My Great Aunt LaVern mailed my daughter a cake! (Recipe included)

Those beautiful Christmas gifts bring you to tears. This year my Great Aunt got me. I remember being little and a round cookie tin arrived in the mail from Pittsburgh after we moved to California. We weren’t home for the holidays. I remember feeling extremely special. I had to be around 7 years old, and that cake made me feel not far away from my family.

Well, a box arrived at the door. My Mother got the box and was opening it up in the kitchen. I was sitting on a barstool and my mom started YELLING for my daughter to come downstairs. I saw her pull a cookie tin out of a box as she opened it. I busted out in tears realizing my Aunt LaVern sent her a homemade Pound Cake from Washington DC.

This Feeling of Gratitude for my family is really what Christmas is all about. Just the thought that she put in to make sure my baby had the same cake she made me at the same age is priceless. Right away, Rhythm was on the phone telling her thank you and all I saw was myself. LOL

Thank you, Aunt LaVern, for being so wonderful to my baby! We love you.

I wish you were all here to taste this pound cake. But since you aren’t, I’ma share this recipe with you. 

First, do you know how the Pound Cake got its name?

The true Pound Cake is a recipe that dates back to the 1700s. It gets the name of pound cake because of how it’s made. Originally, the recipe called for one pound each of flour, sugar, butter, and eggs.



2 cups unsalted butter softened 

3 ½ cups granulated sugar 

6 large whole eggs

6 large egg yolks (these 6 egg yolks are in addition to the 6 whole eggs listed above).

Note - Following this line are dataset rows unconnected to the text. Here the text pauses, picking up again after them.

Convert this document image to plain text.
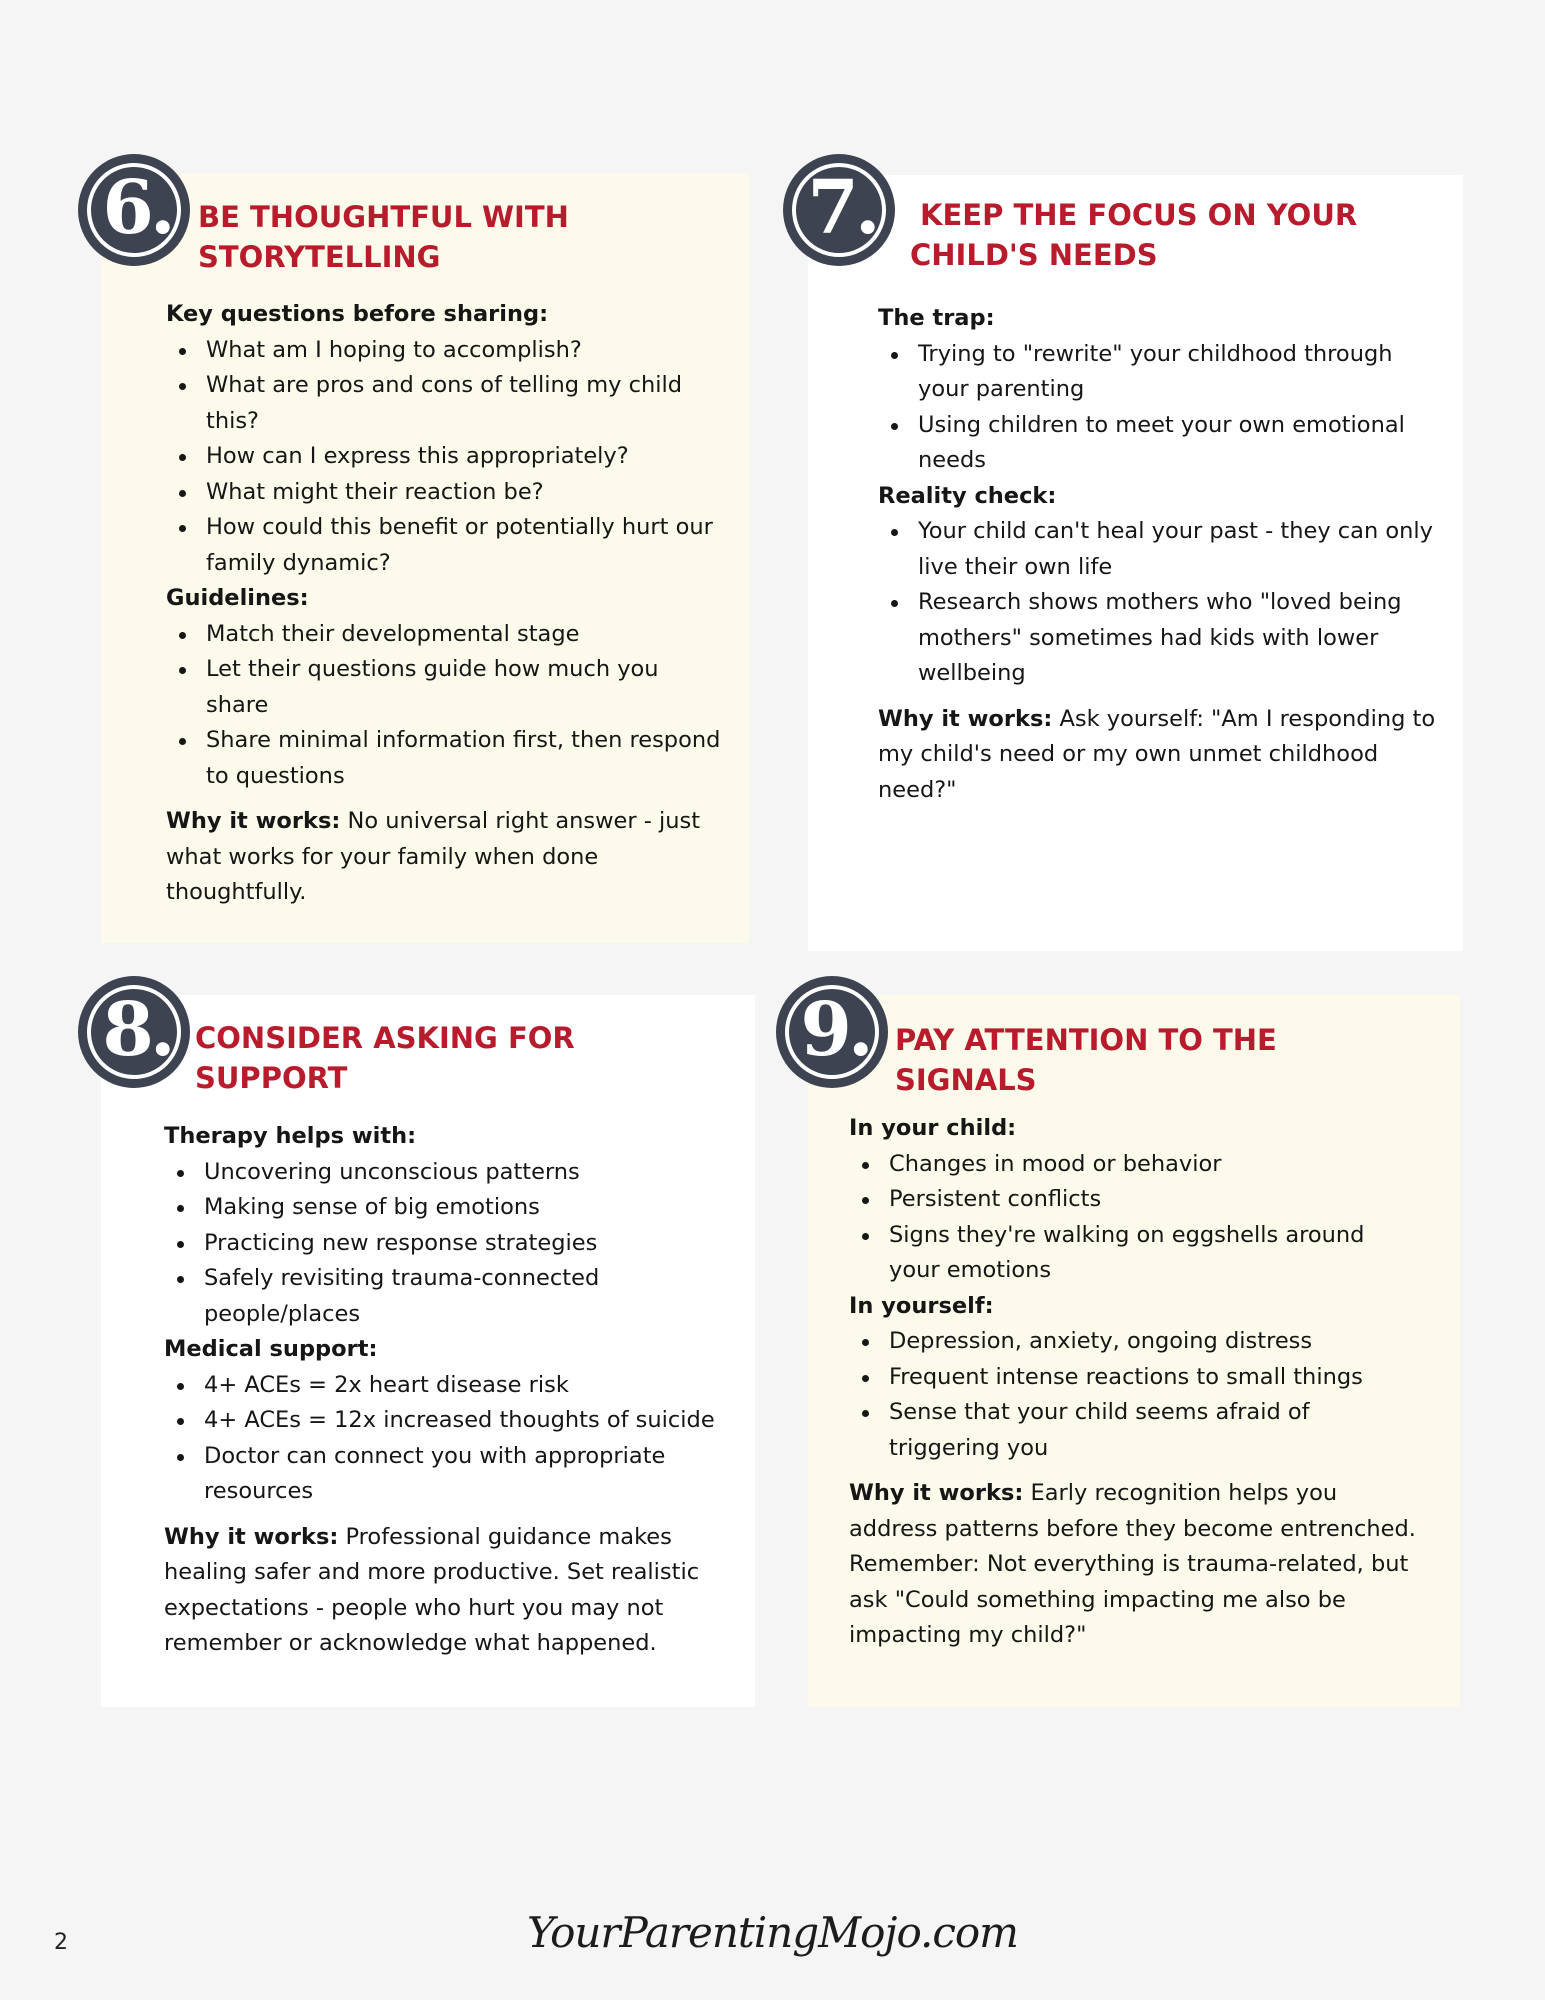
6. BE THOUGHTFUL WITH
STORYTELLING

Key questions before sharing:

What am I hoping to accomplish?
What are pros and cons of telling my child this?
How can I express this appropriately?
What might their reaction be?
How could this benefit or potentially hurt our family dynamic?

Guidelines:

Match their developmental stage
Let their questions guide how much you share
Share minimal information first, then respond to questions

Why it works: No universal right answer - just what works for your family when done thoughtfully.

7.	KEEP THE FOCUS ON YOUR
CHILD'S NEEDS

The trap:

Trying to "rewrite" your childhood through your parenting
Using children to meet your own emotional needs

Reality check:

Your child can't heal your past - they can only live their own life
Research shows mothers who "loved being mothers" sometimes had kids with lower wellbeing

Why it works: Ask yourself: "Am I responding to my child's need or my own unmet childhood need?"

8. CONSIDER ASKING FOR
SUPPORT

Therapy helps with:

Uncovering unconscious patterns
Making sense of big emotions
Practicing new response strategies
Safely revisiting trauma-connected people/places

Medical support:

4+ ACEs = 2x heart disease risk
4+ ACEs = 12x increased thoughts of suicide
Doctor can connect you with appropriate resources

Why it works: Professional guidance makes healing safer and more productive. Set realistic expectations - people who hurt you may not remember or acknowledge what happened.

9. PAY ATTENTION TO THE
SIGNALS

In your child:

Changes in mood or behavior
Persistent conflicts
Signs they're walking on eggshells around your emotions

In yourself:

Depression, anxiety, ongoing distress
Frequent intense reactions to small things
Sense that your child seems afraid of triggering you

Why it works: Early recognition helps you address patterns before they become entrenched. Remember: Not everything is trauma-related, but ask "Could something impacting me also be impacting my child?"

2	YourParentingMojo.com
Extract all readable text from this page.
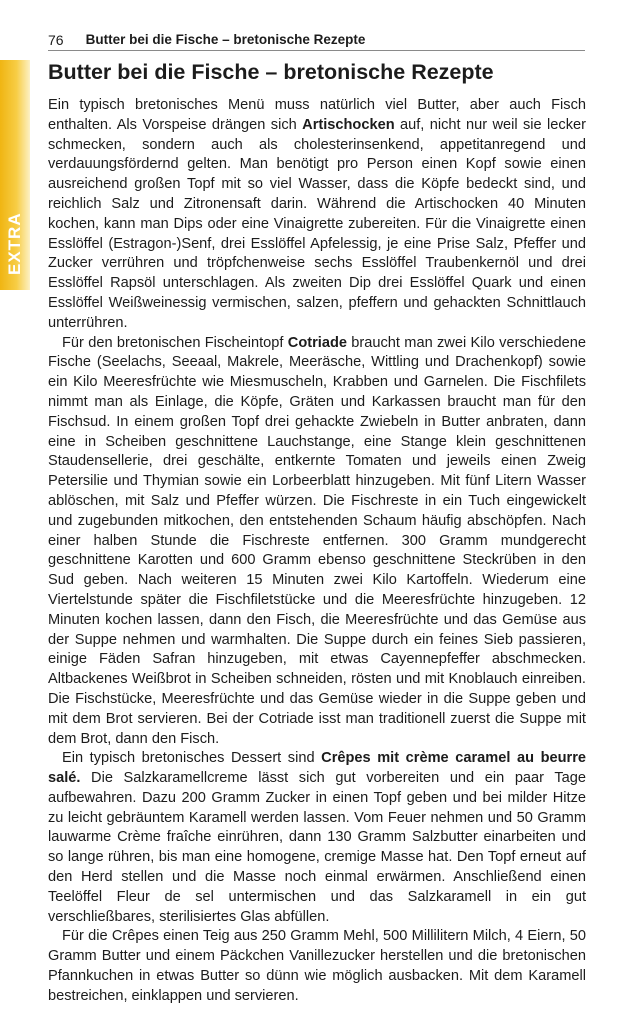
76 Butter bei die Fische – bretonische Rezepte
Butter bei die Fische – bretonische Rezepte

Ein typisch bretonisches Menü muss natürlich viel Butter, aber auch Fisch enthalten. Als Vorspeise drängen sich Artischocken auf, nicht nur weil sie lecker schmecken, sondern auch als cholesterinsenkend, appetitanregend und verdauungsfördernd gelten. Man benötigt pro Person einen Kopf sowie einen ausreichend großen Topf mit so viel Wasser, dass die Köpfe bedeckt sind, und reichlich Salz und Zitronensaft darin. Während die Artischocken 40 Minuten kochen, kann man Dips oder eine Vinaigrette zubereiten. Für die Vinaigrette einen Esslöffel (Estragon-)Senf, drei Esslöffel Apfelessig, je eine Prise Salz, Pfeffer und Zucker verrühren und tröpfchenweise sechs Esslöffel Traubenkernöl und drei Esslöffel Rapsöl unterschlagen. Als zweiten Dip drei Esslöffel Quark und einen Esslöffel Weißweinessig vermischen, salzen, pfeffern und gehackten Schnittlauch unterrühren.

Für den bretonischen Fischeintopf Cotriade braucht man zwei Kilo verschiedene Fische (Seelachs, Seeaal, Makrele, Meeräsche, Wittling und Drachenkopf) sowie ein Kilo Meeresfrüchte wie Miesmuscheln, Krabben und Garnelen. Die Fischfilets nimmt man als Einlage, die Köpfe, Gräten und Karkassen braucht man für den Fischsud. In einem großen Topf drei gehackte Zwiebeln in Butter anbraten, dann eine in Scheiben geschnittene Lauchstange, eine Stange klein geschnittenen Staudensellerie, drei geschälte, entkernte Tomaten und jeweils einen Zweig Petersilie und Thymian sowie ein Lorbeerblatt hinzugeben. Mit fünf Litern Wasser ablöschen, mit Salz und Pfeffer würzen. Die Fischreste in ein Tuch eingewickelt und zugebunden mitkochen, den entstehenden Schaum häufig abschöpfen. Nach einer halben Stunde die Fischreste entfernen. 300 Gramm mundgerecht geschnittene Karotten und 600 Gramm ebenso geschnittene Steckrüben in den Sud geben. Nach weiteren 15 Minuten zwei Kilo Kartoffeln. Wiederum eine Viertelstunde später die Fischfiletstücke und die Meeresfrüchte hinzugeben. 12 Minuten kochen lassen, dann den Fisch, die Meeresfrüchte und das Gemüse aus der Suppe nehmen und warmhalten. Die Suppe durch ein feines Sieb passieren, einige Fäden Safran hinzugeben, mit etwas Cayennepfeffer abschmecken. Altbackenes Weißbrot in Scheiben schneiden, rösten und mit Knoblauch einreiben. Die Fischstücke, Meeresfrüchte und das Gemüse wieder in die Suppe geben und mit dem Brot servieren. Bei der Cotriade isst man traditionell zuerst die Suppe mit dem Brot, dann den Fisch.

Ein typisch bretonisches Dessert sind Crêpes mit crème caramel au beurre salé. Die Salzkaramellcreme lässt sich gut vorbereiten und ein paar Tage aufbewahren. Dazu 200 Gramm Zucker in einen Topf geben und bei milder Hitze zu leicht gebräuntem Karamell werden lassen. Vom Feuer nehmen und 50 Gramm lauwarme Crème fraîche einrühren, dann 130 Gramm Salzbutter einarbeiten und so lange rühren, bis man eine homogene, cremige Masse hat. Den Topf erneut auf den Herd stellen und die Masse noch einmal erwärmen. Anschließend einen Teelöffel Fleur de sel untermischen und das Salzkaramell in ein gut verschließbares, sterilisiertes Glas abfüllen.

Für die Crêpes einen Teig aus 250 Gramm Mehl, 500 Millilitern Milch, 4 Eiern, 50 Gramm Butter und einem Päckchen Vanillezucker herstellen und die bretonischen Pfannkuchen in etwas Butter so dünn wie möglich ausbacken. Mit dem Karamell bestreichen, einklappen und servieren.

1 Tablespoon vanilla extract

1 teaspoon salt 

3 ½ cups all-purpose (plain) flour

Recommended Equipment

12-cup Bundt pan

Stand Mixer

Mixing Bowls


  1. Preheat your oven to 350F (175C) and generously grease (with shortening) and flour a 10-inch tube pan or 12 cup Bundt pan. Shake out excess flour and set aside.
  2. Place your butter in a large bowl (This recipe makes a lot of batter! I recommend using a stand mixer, if you have one) and use an electric mixer to beat the butter until it is creamy and smooth.
  3. Scrape down the sides of the bowl and add the sugar. Beat until the ingredients are well combined and light and fluffy (about 1-2 minutes).
  4. In a separate, medium-sized bowl, combine your eggs, additional egg yolks, vanilla extract, and salt.
  5. Use a fork to lightly beat the eggs and yolks until all egg yolks are broken up and salt and vanilla are incorporated.
  6. With the mixer on low speed, slowly pour egg mixture into your batter, allowing it to gradually become incorporated (Don’t pour all the egg mixture in at once, if you can’t manage a steady stream then add the egg mixture in about 6 parts, allowing each part to become well incorporated before adding more). Once all of the egg mixture is incorporated, pause to scrape down the sides and bottom of the bowl, then increase speed to medium-high and beat for another 1-2 minutes.
  7. Reduce the mixer speed to low and gradually, about ¼ cup at a time, add flour to the batter until all has been added.
  8. Scrape down the sides and bottom of the bowl and stir again on medium speed until well-combined and beat for another minute.
  9. Spread batter evenly into the prepared tube pan, use a spatula to smooth the surface of the batter.
  10. Transfer to 350F (175C) oven and bake on the center rack of your oven for an hour and ten to an hour and fifteen  minutes or until a wooden skewer inserted in the center of the thickest part of the cake comes out clean or ideally with a few moist crumbs (Do NOT over-bake this cake or it will be dry.)
  11. Allow cake to cool for at least 20 minutes, then run a knife around the sides of the tube pan and the center.
  12. Carefully invert pound cake onto a cooling rack and allow to cool completely before serving.

Write to us to Let Us Know how your pound cakes turned out!

Happy Holidays,


One thought on “My Great Aunt LaVern mailed my daughter a cake! (Recipe included)

  1. See you can’t be letting the trade secrets out. There are spies out there. See now we can’t send you the brownies when she find that recipe.